A Methodist minister, the Reverend Donald Hodges, picked us up from JFK airport and welcomed us into his home for four months. The late Jewish surgeon Dr. Malcolm Beinfeld at Norwalk Hospital treated my mother's cancer. The Bosnian genocide reminded him of the Holocaust, he said; he never sent a bill for the surgery, radiation or chemotherapy that kept my mother alive twelve more years. Ted Popadoupolis, my Greek Christian Orthodox soccer coach, gave me rides to practice when Dad was working at the factory or painting houses on weekends. The bus driver at school noticed I had a long walk in the winter. He introduced himself as Offir, from Israel, dropped me off last, taking me all the way home. Dr. Glenn Hightower, my school principal, asked the kids in my seventh grade class to help me. A Catholic Spanish boy, Miguel Peman, offered me a seat next to him and introduced me to baseball and Tater Tots, my first American food.
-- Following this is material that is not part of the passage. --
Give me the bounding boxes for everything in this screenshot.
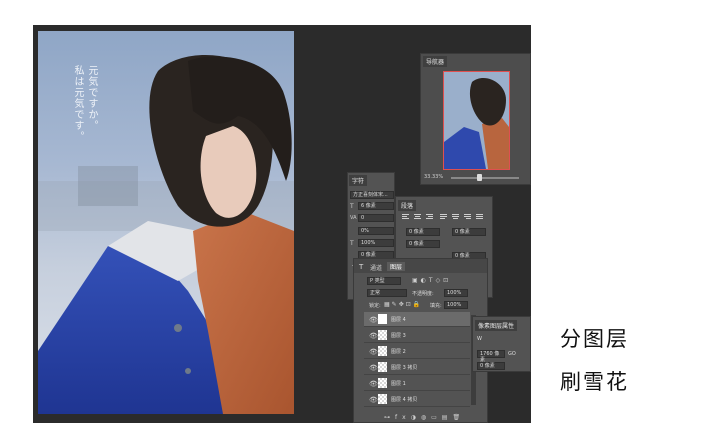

I was athletic and loved music, but I didn't aim for rap stardom (like Cherif Kouachi spoke of on French television) or dream of Olympic glory like Tamerlan Tsarnaev; thus I was spared harsh disappointment. Instead Eldin and I were blessed with a series of mentors and teachers who helped us form a realistic career plan. We both went to graduate school to become physical therapists. We didn't smoke pot or drink a lot of beer, as Cherif and Tamerlan reportedly did. I wonder if those substances fueled the depression and hopelessness that twisted their judgment and led them towards destructive Jihad influences.

Unfortunately, it's too late to help these damaged men and the people they massacred. Yet we should focus on how to prevent similar tragedies in the future. I applaud President Obama's generous immigration policies and his new plan to pay tuition for community college students who couldn't afford higher education on their own. Perhaps Obama, who grew up in a broken family, with a foreign father, and was raised with his doting grandparents, understands what our goals should be: keep families together at all costs, make affordable higher education available, avoid drugs and extreme religion, and increase multi-cultural support to allow foreigners to assimilate better. My brother and I overcame war displacement, persecution, poverty, rage and alienation -- but only with our family's help and an entire community who supported us early on.

Kenan Trebincevic, a physical therapist in Manhattan and the author of the memoir "The Bosnia List," recently published by Penguin Books.